My son is no fool. He is smart and imaginative and funny and adorable. He’s friendly and caring and quick, but his mind works differently. The trick is finding out what I can about how his unique reasoning works.
So when his toothpaste supply came down to 10 tubes, I’d call him in. “We’ve only got 10! What do we do?” I’d ask. Then we’d run to the drugstore, where he’d gallop like a man on an important mission, and I’d trot behind him, observing. The tubes of kids’ toothpastes had different characters on them. He’d run out of the one with Thomas the Tank Engine. There was a new one for girls with Disney princesses on them. I, like any good sidekick, would help keep track of what he needed. And when he wasn’t looking, I checked the expiration dates on them to make sure they could all get used in good time. Then he began phasing out on the mission, going from 13 tubes to only two. Now he doesn’t even notice when he’s running out.
In the two years since he was officially diagnosed, we’ve had to catch up quick to advocate for what he needs. With so much time to make up, I choose to let my son be my guide. And so far, it hasn’t failed me. Through our adventures, I’m able to better gauge some of his reasoning to his therapists, his teachers, our family and the rest of the world around us.
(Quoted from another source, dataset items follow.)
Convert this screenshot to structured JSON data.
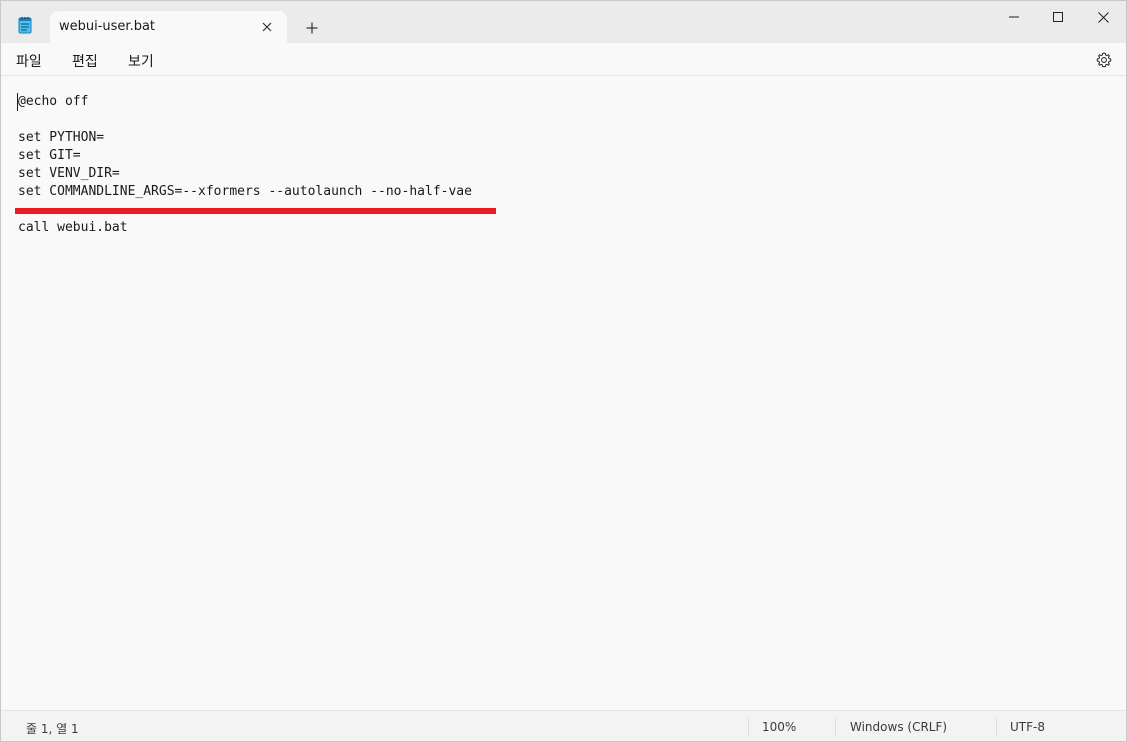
{
  "window": {
    "tab_title": "webui-user.bat",
    "app_icon": "notepad-icon",
    "close_tab_icon": "close-icon",
    "new_tab_icon": "plus-icon",
    "controls": [
      "minimize-icon",
      "maximize-icon",
      "close-icon"
    ]
  },
  "menu": {
    "file": "파일",
    "edit": "편집",
    "view": "보기",
    "settings_icon": "gear-icon"
  },
  "editor": {
    "lines": [
      "@echo off",
      "",
      "set PYTHON=",
      "set GIT=",
      "set VENV_DIR=",
      "set COMMANDLINE_ARGS=--xformers --autolaunch --no-half-vae",
      "",
      "call webui.bat"
    ],
    "annotation_color": "#ec1c24"
  },
  "status": {
    "position": "줄 1, 열 1",
    "zoom": "100%",
    "line_ending": "Windows (CRLF)",
    "encoding": "UTF-8"
  }
}
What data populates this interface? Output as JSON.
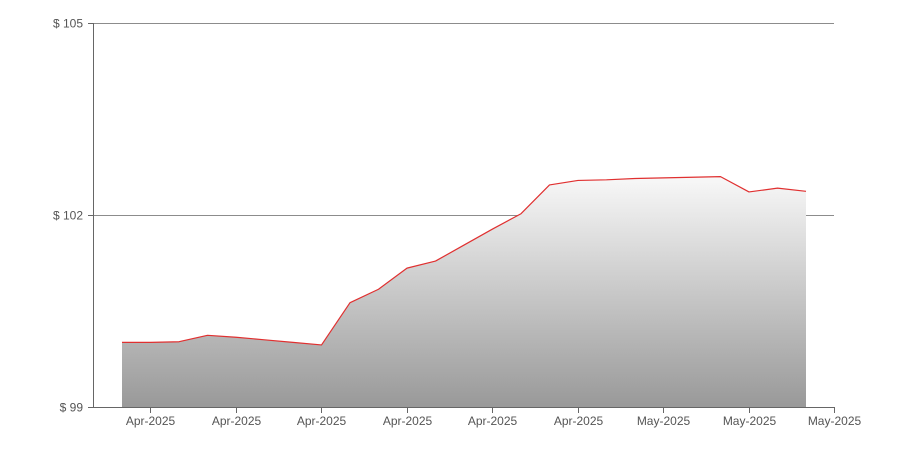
{
  "chart_data": {
    "type": "area",
    "title": "",
    "xlabel": "",
    "ylabel": "",
    "y_ticks": [
      {
        "value": 99,
        "label": "$ 99"
      },
      {
        "value": 102,
        "label": "$ 102"
      },
      {
        "value": 105,
        "label": "$ 105"
      }
    ],
    "ylim": [
      99,
      105
    ],
    "x_tick_labels": [
      "Apr-2025",
      "Apr-2025",
      "Apr-2025",
      "Apr-2025",
      "Apr-2025",
      "Apr-2025",
      "May-2025",
      "May-2025",
      "May-2025"
    ],
    "grid": {
      "horizontal": true,
      "vertical": false
    },
    "series": [
      {
        "values": [
          100.01,
          100.01,
          100.02,
          100.12,
          100.09,
          100.05,
          100.01,
          99.97,
          100.63,
          100.84,
          101.17,
          101.28,
          101.53,
          101.78,
          102.02,
          102.47,
          102.54,
          102.55,
          102.57,
          102.58,
          102.59,
          102.6,
          102.36,
          102.42,
          102.37
        ],
        "line_color": "#e03030",
        "fill_top_color": "#f8f8f8",
        "fill_bottom_color": "#999999"
      }
    ]
  }
}
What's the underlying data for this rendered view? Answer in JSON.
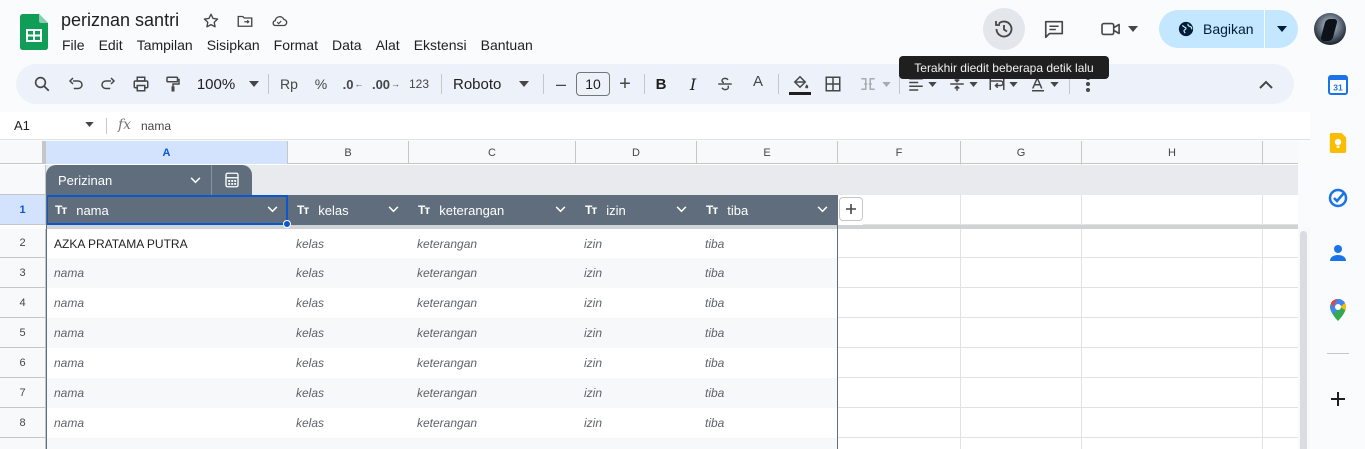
{
  "document": {
    "title": "periznan santri"
  },
  "menu": [
    "File",
    "Edit",
    "Tampilan",
    "Sisipkan",
    "Format",
    "Data",
    "Alat",
    "Ekstensi",
    "Bantuan"
  ],
  "header": {
    "share_label": "Bagikan",
    "tooltip": "Terakhir diedit beberapa detik lalu"
  },
  "toolbar": {
    "zoom": "100%",
    "currency": "Rp",
    "percent": "%",
    "decrease_decimal": ".0",
    "increase_decimal": ".00",
    "format_123": "123",
    "font": "Roboto",
    "font_size": "10",
    "minus": "–",
    "plus": "+",
    "bold": "B",
    "italic": "I",
    "text_color": "A"
  },
  "formula_bar": {
    "cell_ref": "A1",
    "fx": "fx",
    "value": "nama"
  },
  "columns": [
    "A",
    "B",
    "C",
    "D",
    "E",
    "F",
    "G",
    "H"
  ],
  "rows": [
    "1",
    "2",
    "3",
    "4",
    "5",
    "6",
    "7",
    "8"
  ],
  "table": {
    "name": "Perizinan",
    "type_icon": "Tт",
    "headers": [
      "nama",
      "kelas",
      "keterangan",
      "izin",
      "tiba"
    ],
    "rows": [
      [
        "AZKA PRATAMA PUTRA",
        "kelas",
        "keterangan",
        "izin",
        "tiba"
      ],
      [
        "nama",
        "kelas",
        "keterangan",
        "izin",
        "tiba"
      ],
      [
        "nama",
        "kelas",
        "keterangan",
        "izin",
        "tiba"
      ],
      [
        "nama",
        "kelas",
        "keterangan",
        "izin",
        "tiba"
      ],
      [
        "nama",
        "kelas",
        "keterangan",
        "izin",
        "tiba"
      ],
      [
        "nama",
        "kelas",
        "keterangan",
        "izin",
        "tiba"
      ],
      [
        "nama",
        "kelas",
        "keterangan",
        "izin",
        "tiba"
      ]
    ]
  },
  "side_panel": {
    "calendar_day": "31"
  }
}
Though I haven’t cracked the code on his fascination with hand dryers, it’s helped me understand how he tackles his fears. When he’s outside of the house, he runs like a bat out of hell at the sight of an Xlerator. When he goes home, he watches YouTube videos on how they’re installed, what makes them work, the variety of models. He prepares for another day.
And I follow dutifully by his side, hoping to see that day when he does conquer it or if not, to mine one more piece of gold from him so maybe together we can next time.
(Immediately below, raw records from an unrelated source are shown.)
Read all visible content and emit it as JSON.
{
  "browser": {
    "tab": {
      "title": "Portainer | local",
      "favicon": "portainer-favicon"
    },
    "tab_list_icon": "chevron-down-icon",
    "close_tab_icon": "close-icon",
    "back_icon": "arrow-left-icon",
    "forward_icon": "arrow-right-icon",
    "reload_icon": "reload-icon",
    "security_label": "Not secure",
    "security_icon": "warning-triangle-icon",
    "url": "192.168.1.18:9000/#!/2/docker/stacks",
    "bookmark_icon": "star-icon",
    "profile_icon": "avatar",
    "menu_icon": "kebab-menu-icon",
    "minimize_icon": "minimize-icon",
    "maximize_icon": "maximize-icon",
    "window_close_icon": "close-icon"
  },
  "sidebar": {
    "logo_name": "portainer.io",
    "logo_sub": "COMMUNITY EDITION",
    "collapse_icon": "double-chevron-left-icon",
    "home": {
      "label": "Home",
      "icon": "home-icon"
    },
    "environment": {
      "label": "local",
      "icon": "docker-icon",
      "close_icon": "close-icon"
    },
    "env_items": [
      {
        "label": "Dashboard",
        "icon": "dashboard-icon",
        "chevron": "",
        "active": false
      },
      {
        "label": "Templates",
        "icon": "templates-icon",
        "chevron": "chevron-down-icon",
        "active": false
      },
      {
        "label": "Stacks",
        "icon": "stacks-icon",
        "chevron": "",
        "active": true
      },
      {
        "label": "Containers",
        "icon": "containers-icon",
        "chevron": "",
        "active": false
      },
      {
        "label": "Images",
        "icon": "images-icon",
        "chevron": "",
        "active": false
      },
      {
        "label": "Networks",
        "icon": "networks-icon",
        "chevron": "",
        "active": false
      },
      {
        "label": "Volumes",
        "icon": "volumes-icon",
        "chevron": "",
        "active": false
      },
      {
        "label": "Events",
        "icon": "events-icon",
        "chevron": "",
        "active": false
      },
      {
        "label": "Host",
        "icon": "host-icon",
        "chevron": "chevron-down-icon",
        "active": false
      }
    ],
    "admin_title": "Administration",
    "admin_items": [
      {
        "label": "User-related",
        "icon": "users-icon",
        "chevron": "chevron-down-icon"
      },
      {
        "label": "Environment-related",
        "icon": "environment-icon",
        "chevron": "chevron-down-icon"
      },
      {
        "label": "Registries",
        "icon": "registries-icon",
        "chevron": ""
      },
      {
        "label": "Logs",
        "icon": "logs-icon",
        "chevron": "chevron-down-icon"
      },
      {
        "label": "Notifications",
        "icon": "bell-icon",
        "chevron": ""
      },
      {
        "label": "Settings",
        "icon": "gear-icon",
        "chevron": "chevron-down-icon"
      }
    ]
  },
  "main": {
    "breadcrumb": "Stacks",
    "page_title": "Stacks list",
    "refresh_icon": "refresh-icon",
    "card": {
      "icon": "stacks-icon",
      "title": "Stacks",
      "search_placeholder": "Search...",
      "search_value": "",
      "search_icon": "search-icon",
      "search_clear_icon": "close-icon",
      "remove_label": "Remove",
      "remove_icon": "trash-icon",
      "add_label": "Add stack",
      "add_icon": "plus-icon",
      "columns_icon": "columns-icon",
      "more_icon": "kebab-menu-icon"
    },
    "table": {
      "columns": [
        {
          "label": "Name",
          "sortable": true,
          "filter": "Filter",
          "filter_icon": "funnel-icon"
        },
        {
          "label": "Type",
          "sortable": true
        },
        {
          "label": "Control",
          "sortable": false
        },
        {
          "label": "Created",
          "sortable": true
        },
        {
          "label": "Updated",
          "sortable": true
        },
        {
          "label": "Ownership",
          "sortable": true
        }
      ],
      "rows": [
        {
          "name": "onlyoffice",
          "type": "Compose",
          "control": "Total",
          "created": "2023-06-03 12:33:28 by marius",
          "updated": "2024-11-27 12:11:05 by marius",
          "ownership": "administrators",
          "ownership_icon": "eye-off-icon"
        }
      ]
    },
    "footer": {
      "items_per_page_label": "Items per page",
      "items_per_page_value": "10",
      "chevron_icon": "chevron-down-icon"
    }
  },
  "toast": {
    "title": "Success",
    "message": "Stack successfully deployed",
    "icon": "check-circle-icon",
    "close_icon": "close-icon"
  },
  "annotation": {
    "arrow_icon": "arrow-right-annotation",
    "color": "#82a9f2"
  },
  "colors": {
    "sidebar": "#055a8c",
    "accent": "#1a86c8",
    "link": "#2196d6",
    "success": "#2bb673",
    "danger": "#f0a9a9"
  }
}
This summer we got closer to the dream. He agreed to go to a movie theater and sit through an entire film. There I discovered the holy grail of hand dryers. It’s sleek and efficient and futuristic. I ran to tell him about it. “You’ve got to try it,” I pleaded. “It’s not that loud and dries your hands in 12 seconds. It’s awesome!”
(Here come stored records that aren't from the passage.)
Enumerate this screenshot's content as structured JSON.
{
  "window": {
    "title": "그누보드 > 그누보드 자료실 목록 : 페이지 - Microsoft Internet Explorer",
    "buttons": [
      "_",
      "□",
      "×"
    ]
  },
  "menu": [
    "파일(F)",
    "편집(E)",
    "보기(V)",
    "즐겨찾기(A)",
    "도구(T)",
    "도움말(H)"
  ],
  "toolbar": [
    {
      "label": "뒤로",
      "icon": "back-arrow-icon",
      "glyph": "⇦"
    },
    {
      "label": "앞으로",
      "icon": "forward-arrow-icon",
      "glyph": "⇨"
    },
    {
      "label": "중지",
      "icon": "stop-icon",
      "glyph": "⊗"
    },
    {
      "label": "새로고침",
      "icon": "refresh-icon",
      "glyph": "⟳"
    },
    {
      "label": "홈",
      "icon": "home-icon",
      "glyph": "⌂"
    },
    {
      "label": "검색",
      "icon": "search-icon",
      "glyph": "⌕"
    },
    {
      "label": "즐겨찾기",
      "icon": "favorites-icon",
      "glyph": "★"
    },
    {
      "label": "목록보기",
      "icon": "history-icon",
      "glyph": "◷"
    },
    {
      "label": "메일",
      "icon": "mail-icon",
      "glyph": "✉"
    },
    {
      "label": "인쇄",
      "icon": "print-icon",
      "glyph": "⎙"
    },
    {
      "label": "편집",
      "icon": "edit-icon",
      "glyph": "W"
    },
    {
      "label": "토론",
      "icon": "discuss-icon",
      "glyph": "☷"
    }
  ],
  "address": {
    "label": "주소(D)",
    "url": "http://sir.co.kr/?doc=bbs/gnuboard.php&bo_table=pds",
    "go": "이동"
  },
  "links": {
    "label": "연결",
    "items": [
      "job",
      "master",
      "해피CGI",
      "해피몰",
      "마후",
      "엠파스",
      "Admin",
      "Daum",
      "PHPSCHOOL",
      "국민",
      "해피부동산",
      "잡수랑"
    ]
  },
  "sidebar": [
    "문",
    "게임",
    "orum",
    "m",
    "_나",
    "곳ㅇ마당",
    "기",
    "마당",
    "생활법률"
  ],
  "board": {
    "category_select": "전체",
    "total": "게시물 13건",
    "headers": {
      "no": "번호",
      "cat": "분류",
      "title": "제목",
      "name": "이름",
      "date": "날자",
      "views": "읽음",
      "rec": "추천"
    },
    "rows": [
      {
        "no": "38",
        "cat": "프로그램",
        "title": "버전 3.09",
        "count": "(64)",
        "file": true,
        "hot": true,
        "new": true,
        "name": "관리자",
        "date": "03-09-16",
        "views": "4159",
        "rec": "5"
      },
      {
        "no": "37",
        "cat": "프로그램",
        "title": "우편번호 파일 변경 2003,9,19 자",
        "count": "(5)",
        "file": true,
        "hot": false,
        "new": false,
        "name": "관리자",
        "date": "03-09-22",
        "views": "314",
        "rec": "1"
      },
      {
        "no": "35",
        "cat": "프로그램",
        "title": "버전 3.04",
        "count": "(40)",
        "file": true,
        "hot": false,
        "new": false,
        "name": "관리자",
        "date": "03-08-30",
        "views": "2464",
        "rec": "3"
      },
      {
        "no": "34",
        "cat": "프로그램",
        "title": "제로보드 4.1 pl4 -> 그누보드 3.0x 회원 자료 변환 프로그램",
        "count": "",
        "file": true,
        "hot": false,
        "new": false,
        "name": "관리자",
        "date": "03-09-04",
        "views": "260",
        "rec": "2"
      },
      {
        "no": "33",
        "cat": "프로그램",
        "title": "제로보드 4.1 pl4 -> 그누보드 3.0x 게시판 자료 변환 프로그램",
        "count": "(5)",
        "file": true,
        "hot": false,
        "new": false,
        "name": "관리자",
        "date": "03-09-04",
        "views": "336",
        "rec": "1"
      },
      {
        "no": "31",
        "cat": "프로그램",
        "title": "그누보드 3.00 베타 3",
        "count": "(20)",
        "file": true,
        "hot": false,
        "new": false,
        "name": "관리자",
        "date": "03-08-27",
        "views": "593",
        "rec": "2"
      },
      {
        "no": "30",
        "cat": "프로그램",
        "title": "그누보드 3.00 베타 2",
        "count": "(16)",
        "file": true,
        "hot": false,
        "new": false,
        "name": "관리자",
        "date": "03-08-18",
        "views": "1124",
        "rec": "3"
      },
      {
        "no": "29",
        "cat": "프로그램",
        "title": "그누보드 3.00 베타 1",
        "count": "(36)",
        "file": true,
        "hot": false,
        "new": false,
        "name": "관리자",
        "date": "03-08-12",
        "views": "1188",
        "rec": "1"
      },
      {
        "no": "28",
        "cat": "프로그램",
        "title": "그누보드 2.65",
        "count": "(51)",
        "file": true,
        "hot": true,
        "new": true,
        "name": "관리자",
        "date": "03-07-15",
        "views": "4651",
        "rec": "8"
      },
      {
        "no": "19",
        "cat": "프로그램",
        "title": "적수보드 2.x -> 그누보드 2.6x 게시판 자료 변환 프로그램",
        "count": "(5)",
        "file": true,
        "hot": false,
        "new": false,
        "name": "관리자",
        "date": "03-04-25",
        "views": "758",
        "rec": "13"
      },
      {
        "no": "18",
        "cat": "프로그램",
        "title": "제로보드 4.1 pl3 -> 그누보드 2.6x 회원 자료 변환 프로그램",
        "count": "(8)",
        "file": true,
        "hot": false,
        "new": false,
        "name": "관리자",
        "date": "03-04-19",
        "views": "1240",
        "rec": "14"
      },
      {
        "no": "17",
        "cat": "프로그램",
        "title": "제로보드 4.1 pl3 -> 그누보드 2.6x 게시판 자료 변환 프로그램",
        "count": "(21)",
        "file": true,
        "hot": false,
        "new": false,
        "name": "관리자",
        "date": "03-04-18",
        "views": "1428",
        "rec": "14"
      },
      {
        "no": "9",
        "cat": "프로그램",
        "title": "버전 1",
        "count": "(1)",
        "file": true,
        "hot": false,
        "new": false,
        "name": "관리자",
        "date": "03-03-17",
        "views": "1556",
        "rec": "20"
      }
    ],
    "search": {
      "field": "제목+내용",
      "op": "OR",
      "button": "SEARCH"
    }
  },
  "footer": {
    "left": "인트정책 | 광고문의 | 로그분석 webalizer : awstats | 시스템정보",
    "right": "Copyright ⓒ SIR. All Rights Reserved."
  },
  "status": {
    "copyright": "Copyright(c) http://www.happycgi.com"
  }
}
Intrigued, he ran to check it out, with his dad in tow. I paced the floor, eager to find out how it went as he skipped out, looking pretty pleased. “So, wasn’t it cool?” I gushed. “Yeah!” he said. “It’s a Dyson.” One mighty blow for the windmill …
Our new mission: Jeopardy contestants. He memorizes their names, their total wins and days on the game. When they win for long streaks, it’s nuclear devastation when they finally lose. I do my best to console him, and it takes a lot. “Don’t worry, they’ll be back,” I promise. “There’s a Tournament of Champions.” He sniffles and smiles.
Gotta go, time to get the armor and saddle up.